A frantic Guo and his wife, along with family, neighbors, and friends, fanned out across the region to search for the boy. But after several months, the effort waned. That was when Guo attached large banners printed with his son’s photo to the back of a motorcycle and set out to find the boy on his own.
“Son, where are you?” the banners said, alongside an image of the boy in a puffy orange jacket. “Dad is looking for you to come home.”
Over the years, Guo wore out 10 motorcycles, traveling from Hainan in the south to Henan in the north, chasing down any tidbits of information, he has said. Once, on a rainy day, a rock slipped off a truck bed in front of him, sending his motorcycle toppling. He had so many near-miss traffic incidents that he lost count. But he always set out again.
“If I’m at home, the human trafficker is not going to deliver him back to me,” he said in a 2015 interview with state television.
In 2012, Guo founded an organization to help other parents find their missing children, and he said he has helped dozens of other families find their loved ones, even as his own search remained unsuccessful. His story rose to national prominence with the 2015 film. Earlier this year he also began promoting anti-trafficking awareness on the social media app Douyin, where he had gained tens of thousands of followers even before his son was found.
The latest development in Guo’s story also seemed like something straight out of a screenwriter’s imagination.

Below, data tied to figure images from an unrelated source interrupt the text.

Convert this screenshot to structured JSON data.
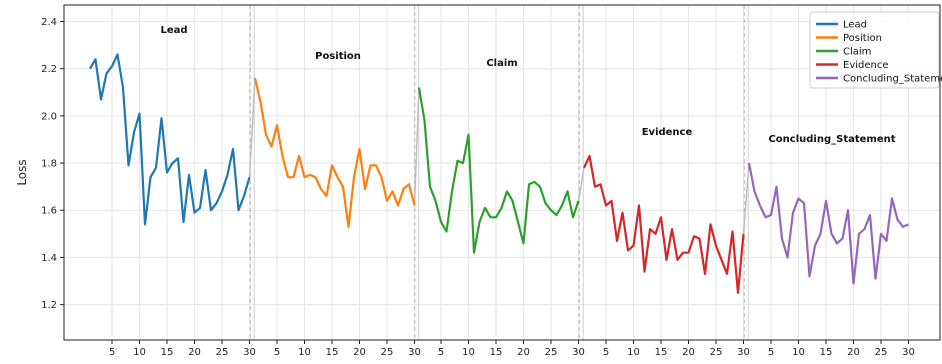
{
  "chart_data": {
    "type": "line",
    "ylabel": "Loss",
    "ylim": [
      1.05,
      2.47
    ],
    "yticks": [
      1.2,
      1.4,
      1.6,
      1.8,
      2.0,
      2.2,
      2.4
    ],
    "segment_xticks": [
      5,
      10,
      15,
      20,
      25,
      30
    ],
    "grid": true,
    "legend_position": "top-right",
    "colors": {
      "Lead": "#1f77b4",
      "Position": "#ff7f0e",
      "Claim": "#2ca02c",
      "Evidence": "#d62728",
      "Concluding_Statement": "#9467bd"
    },
    "segment_labels": [
      "Lead",
      "Position",
      "Claim",
      "Evidence",
      "Concluding_Statement"
    ],
    "series": [
      {
        "name": "Lead",
        "x": [
          1,
          2,
          3,
          4,
          5,
          6,
          7,
          8,
          9,
          10,
          11,
          12,
          13,
          14,
          15,
          16,
          17,
          18,
          19,
          20,
          21,
          22,
          23,
          24,
          25,
          26,
          27,
          28,
          29,
          30
        ],
        "values": [
          2.2,
          2.24,
          2.07,
          2.18,
          2.21,
          2.26,
          2.12,
          1.79,
          1.93,
          2.01,
          1.54,
          1.74,
          1.78,
          1.99,
          1.76,
          1.8,
          1.82,
          1.55,
          1.75,
          1.59,
          1.61,
          1.77,
          1.6,
          1.63,
          1.68,
          1.75,
          1.86,
          1.6,
          1.66,
          1.74
        ]
      },
      {
        "name": "Position",
        "x": [
          1,
          2,
          3,
          4,
          5,
          6,
          7,
          8,
          9,
          10,
          11,
          12,
          13,
          14,
          15,
          16,
          17,
          18,
          19,
          20,
          21,
          22,
          23,
          24,
          25,
          26,
          27,
          28,
          29,
          30
        ],
        "values": [
          2.16,
          2.06,
          1.92,
          1.87,
          1.96,
          1.83,
          1.74,
          1.74,
          1.83,
          1.74,
          1.75,
          1.74,
          1.69,
          1.66,
          1.79,
          1.74,
          1.7,
          1.53,
          1.74,
          1.86,
          1.69,
          1.79,
          1.79,
          1.74,
          1.64,
          1.68,
          1.62,
          1.69,
          1.71,
          1.62
        ]
      },
      {
        "name": "Claim",
        "x": [
          1,
          2,
          3,
          4,
          5,
          6,
          7,
          8,
          9,
          10,
          11,
          12,
          13,
          14,
          15,
          16,
          17,
          18,
          19,
          20,
          21,
          22,
          23,
          24,
          25,
          26,
          27,
          28,
          29,
          30
        ],
        "values": [
          2.12,
          1.98,
          1.7,
          1.64,
          1.55,
          1.51,
          1.68,
          1.81,
          1.8,
          1.92,
          1.42,
          1.55,
          1.61,
          1.57,
          1.57,
          1.61,
          1.68,
          1.64,
          1.55,
          1.46,
          1.71,
          1.72,
          1.7,
          1.63,
          1.6,
          1.58,
          1.62,
          1.68,
          1.57,
          1.64
        ]
      },
      {
        "name": "Evidence",
        "x": [
          1,
          2,
          3,
          4,
          5,
          6,
          7,
          8,
          9,
          10,
          11,
          12,
          13,
          14,
          15,
          16,
          17,
          18,
          19,
          20,
          21,
          22,
          23,
          24,
          25,
          26,
          27,
          28,
          29,
          30
        ],
        "values": [
          1.78,
          1.83,
          1.7,
          1.71,
          1.62,
          1.64,
          1.47,
          1.59,
          1.43,
          1.45,
          1.62,
          1.34,
          1.52,
          1.5,
          1.57,
          1.39,
          1.52,
          1.39,
          1.42,
          1.42,
          1.49,
          1.48,
          1.33,
          1.54,
          1.45,
          1.39,
          1.33,
          1.51,
          1.25,
          1.5
        ]
      },
      {
        "name": "Concluding_Statement",
        "x": [
          1,
          2,
          3,
          4,
          5,
          6,
          7,
          8,
          9,
          10,
          11,
          12,
          13,
          14,
          15,
          16,
          17,
          18,
          19,
          20,
          21,
          22,
          23,
          24,
          25,
          26,
          27,
          28,
          29,
          30
        ],
        "values": [
          1.8,
          1.68,
          1.62,
          1.57,
          1.58,
          1.7,
          1.48,
          1.4,
          1.59,
          1.65,
          1.63,
          1.32,
          1.45,
          1.5,
          1.64,
          1.5,
          1.46,
          1.48,
          1.6,
          1.29,
          1.5,
          1.52,
          1.58,
          1.31,
          1.5,
          1.47,
          1.65,
          1.56,
          1.53,
          1.54
        ]
      }
    ]
  }
}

In June, law enforcement officials in Shandong received notice of a potential match for Guo’s son in Henan province, according to the public security ministry. It was not immediately clear how officials had identified him, although they said they had used “the newest comparison and search methods.” Further blood work confirmed that the 26-year-old man, who some local news reports said was working as a teacher, was Guo’s son.
The authorities later said that they had arrested a woman surnamed Tang and a man surnamed Hu. According to the state news media, Tang snatched the boy and delivered him to Hu, who then sold him. CCTV, the state broadcaster, said the two had confessed.
Before the reunion, a dazed Guo and his wife bought more than 1,000 pounds of candy to distribute to neighbors in celebration. Guo also cleaned out his home, tossing out old belongings to commemorate a new beginning.
In an interview before the reunion with Chen Luyu, a talk-show host, the parents veered between jubilation and paralysis. Sitting at their dining table, Zhang broke down several times, wondering if their son would blame her for not watching him closely enough.
Guo said he bore no resentment toward the couple that had raised his son. How his son would treat that couple going forward was up to him, he said.
“If the child wants to be filial to his adopted parents, then you just need to openly and sincerely accept that,” he said.
State media reports said the younger Guo had said he would continue living with the couple that had raised him, who he said had treated him well. But he said he would visit his birth parents often.
The elder Guo told Chen he was content with whatever the future brought.
“Our child has been found,” he said. “From now on, only happiness is left.”